Webpack 5 Beta + babel-loader: Why do I still have arrow functions?

Jay Kariesch
2 min readAug 25, 2020

Webpack 5 Release Update

ecmaVersionwas removed for the release candidate. That said, it’s now possible to describe your target environment to Webpack 5 using output.environment(as mentioned by Prashanth Puranik), which you can learn more about here.

Webpack 5 Beta is out, and if you’ve dipped your toes in, you might’ve noticed that some plugins and loaders aren’t yet compatible with some of the API changes.

This was my assumption with babel-loader a month after building micro frontends (at least 20) when the news came down the pipeline that management was backpedaling and we did in fact have to support IE 11. Cue my surprise when popping open bundles only to discover that some fat arrows were still, um, arrows.

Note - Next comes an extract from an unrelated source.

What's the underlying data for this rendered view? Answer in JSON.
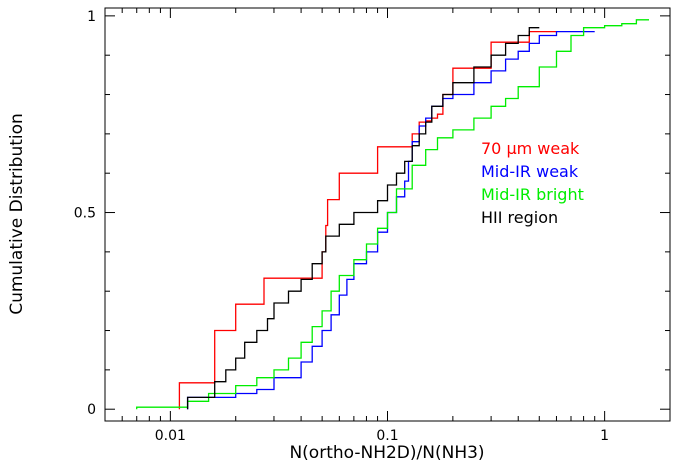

I dug through the v4 to v5 migration docs, forked babel-loader, migrated it to the latest API, then published it to npm with a half-baked name to give it a shot on my work machine. I ran the build, and to my disappointment the results were the same. I sat defeated for a moment in front of an open bundle, when suddenly I realized the ES6 code is actually from webpack.

The Solution

If this week had a hero, it would be evilebottnawi for putting this post out into the ether.

The solution is this:

// webpack.config.jsmodule.exports = {
... webpack config props...
output: {
filename: [name]-[contenthash].js,
ecmaVersion: 5 // <= this is it
}
}

In Webpack 4, ecmaVersion isn’t an exposed option. When upgrading to Webpack 5, it is, and defaults to output ES6, so ecmaVersion: 5 must be set manually.

Read more about ecmaversion here.

Since I likely won’t be the last person to run into this, here kind stranger, have a Medium article.